Fazenda descarta possibilidade de aumento de impostos no PR

Foto: Julio Cesar da Costa Souza/SEFA
Foto: Julio Cesar da Costa Souza/SEFA

BandNewsCuritiba

A Secretaria de Estado da Fazenda descarta a possibilidade de aumento de impostos no Paraná. O responsável pela pasta, Mauro Ricardo Costa, afirma que os cálculos de representantes do empresariado e da bancada de oposição na Assembleia Legislativa que apontam um salto de até 256% no ICMS de micro e pequenas empresas estão errados.

Um projeto de lei de autoria do Executivo que tramita na Alep em regime de urgência altera as alíquotas do tributo cobradas desse tipo de empreendimento. Mas o secretário garante que a proposta foi enviada apenas para adequar o Estado à legislação federal em relação ao Simples Nacional e que as taxas não vão ser, necessariamente, elevadas.

“O que motivou foram as diversas empresas organizadas por intermédio das associações de classe, que foram até o Congresso Nacional solicitar que fosse feita uma alteração na tabela de pagamento do Simples Nacional porque havia 20 faixas de intervalo de faturamento com inúmeras alíquotas… Também foi solicitado que fosse feita uma progressividade no pagamento do imposto”, explicou.
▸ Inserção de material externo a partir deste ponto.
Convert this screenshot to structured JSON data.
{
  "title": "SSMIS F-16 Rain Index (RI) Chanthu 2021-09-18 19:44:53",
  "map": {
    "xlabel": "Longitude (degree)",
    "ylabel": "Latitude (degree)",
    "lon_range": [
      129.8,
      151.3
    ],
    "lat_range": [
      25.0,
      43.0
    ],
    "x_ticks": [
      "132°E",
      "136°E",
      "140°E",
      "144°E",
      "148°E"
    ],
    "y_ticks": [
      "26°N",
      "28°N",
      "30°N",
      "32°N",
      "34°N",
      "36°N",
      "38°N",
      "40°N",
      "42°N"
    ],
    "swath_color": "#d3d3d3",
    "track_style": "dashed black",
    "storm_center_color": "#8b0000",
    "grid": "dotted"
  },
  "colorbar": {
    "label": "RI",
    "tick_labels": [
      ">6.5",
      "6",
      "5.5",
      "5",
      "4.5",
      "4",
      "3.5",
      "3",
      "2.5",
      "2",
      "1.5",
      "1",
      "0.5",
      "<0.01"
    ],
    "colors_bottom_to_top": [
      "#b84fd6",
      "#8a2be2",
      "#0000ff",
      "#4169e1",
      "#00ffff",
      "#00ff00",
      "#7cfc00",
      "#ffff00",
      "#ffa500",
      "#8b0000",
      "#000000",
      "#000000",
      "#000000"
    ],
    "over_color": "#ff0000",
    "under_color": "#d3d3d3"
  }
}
O Simples Nacional foi criado em 2007 e oferece um regime tributário diferenciado para empresas com faturamento anual bruto de até R$ 3,6 milhões. A partir de 2018, esse limite vai para R$ 4,8 milhões.
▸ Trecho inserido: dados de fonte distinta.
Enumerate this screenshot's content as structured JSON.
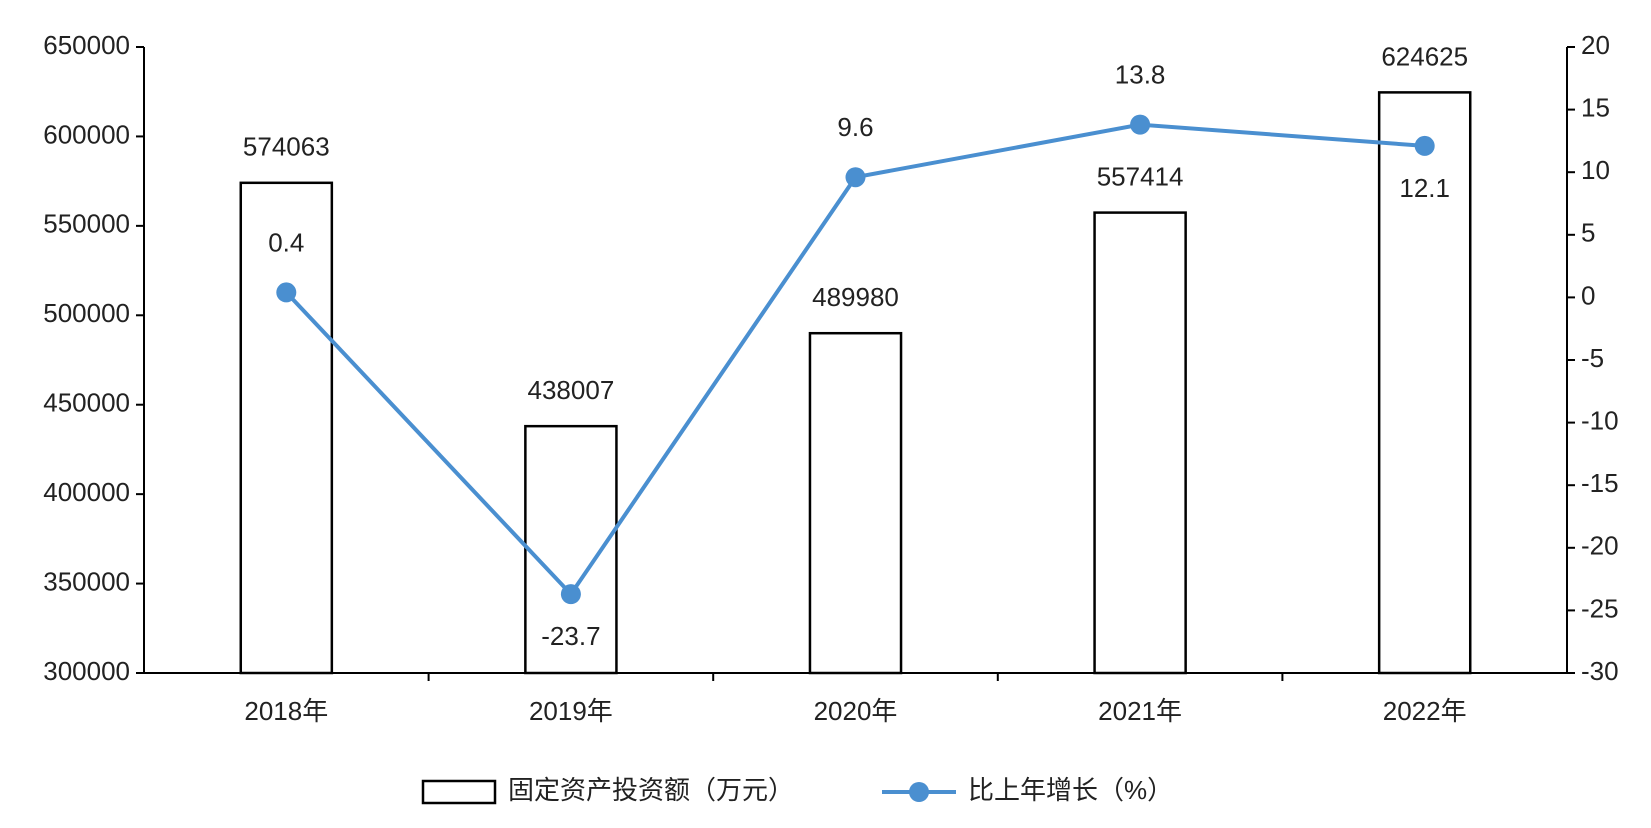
{
  "chart_data": {
    "type": "bar-line",
    "categories": [
      "2018年",
      "2019年",
      "2020年",
      "2021年",
      "2022年"
    ],
    "series": [
      {
        "name": "固定资产投资额（万元）",
        "type": "bar",
        "color": "#ffffff",
        "edgecolor": "#000000",
        "values": [
          574063,
          438007,
          489980,
          557414,
          624625
        ]
      },
      {
        "name": "比上年增长（%）",
        "type": "line",
        "axis": "y2",
        "color": "#4a8fd0",
        "values": [
          0.4,
          -23.7,
          9.6,
          13.8,
          12.1
        ]
      }
    ],
    "ylim": [
      300000,
      650000
    ],
    "yticks": [
      300000,
      350000,
      400000,
      450000,
      500000,
      550000,
      600000,
      650000
    ],
    "y2lim": [
      -30,
      20
    ],
    "y2ticks": [
      -30,
      -25,
      -20,
      -15,
      -10,
      -5,
      0,
      5,
      10,
      15,
      20
    ],
    "legend": "bottom"
  }
}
Na época, o governo do Paraná fixou aqui alíquotas menores do que as previstas nacionalmente pelo programa. E a polêmica agora está no fato de que a proposta do Executivo extingue esses índices diferenciados e adota as tabelas previstas na norma federal.

A Faciap, Federação das Associações Comerciais e Empresariais do Paraná, calcula que, pelos novos números, que começam a valer em janeiro, a situação vai ser a seguinte: uma empresa com faturamento de mais de R$ 360 mil (trezentos e sessenta mil reais) por ano, que hoje paga pouco mais de R$ 2,4 mil de ICMS, passará a recolher quase R$ 7 mil, uma diferença de mais de R$ 4,4 mil, ou 182%. Já para empresas com renda anual bruta a partir de R$ 540 mil, o salto chegaria a 256%, passando de aproximadamente R$ 3,6 mil para quase R$ 13 mil.
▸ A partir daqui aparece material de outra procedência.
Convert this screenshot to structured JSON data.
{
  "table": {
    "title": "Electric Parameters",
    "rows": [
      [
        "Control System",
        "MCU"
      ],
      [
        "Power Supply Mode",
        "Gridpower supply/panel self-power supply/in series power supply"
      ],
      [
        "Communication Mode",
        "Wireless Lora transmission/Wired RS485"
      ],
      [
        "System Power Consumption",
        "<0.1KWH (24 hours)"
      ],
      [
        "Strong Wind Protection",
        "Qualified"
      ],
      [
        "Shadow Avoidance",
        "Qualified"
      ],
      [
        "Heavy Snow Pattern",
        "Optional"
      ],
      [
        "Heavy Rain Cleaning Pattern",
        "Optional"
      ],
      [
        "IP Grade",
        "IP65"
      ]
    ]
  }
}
“Incluímos nesse projeto de lei as tabelas do Simples Nacional… incorporando no caso específico do Paraná uma isenção de até R$ 360 mil em todas as faixas de uma maneira de que a gente tributasse aqui no Paraná muito menos do que é feito no restante do país…Nós não estamos fazendo isso para ampliar a arrecadação. Nós estamos fazendo isso para ajustar a nossa legislação à legislação federal”, disse.

Mauro Ricardo Costa afirma que, apesar da mudança, o Paraná continua sendo o Estado com a menor tributação de ICMS para as empresas do Simples Nacional do país. Isso porque um empresário com faturamento a partir de R$ 360 mil vai passar a pagar o imposto somente em relação ao que exceder o patamar de isenção. Ele não descarta que o projeto pode ser revisto para ficar mais claro, mas não fala em reanálise do teor da proposta.

 

Nesta quarta-feira (05), durante um encontro empresarial em Londrina, no norte do Estado, o governador Beto Richa (PSDB) foi cobrado pelo projeto e havia admitido a possibilidade de revisar a proposta.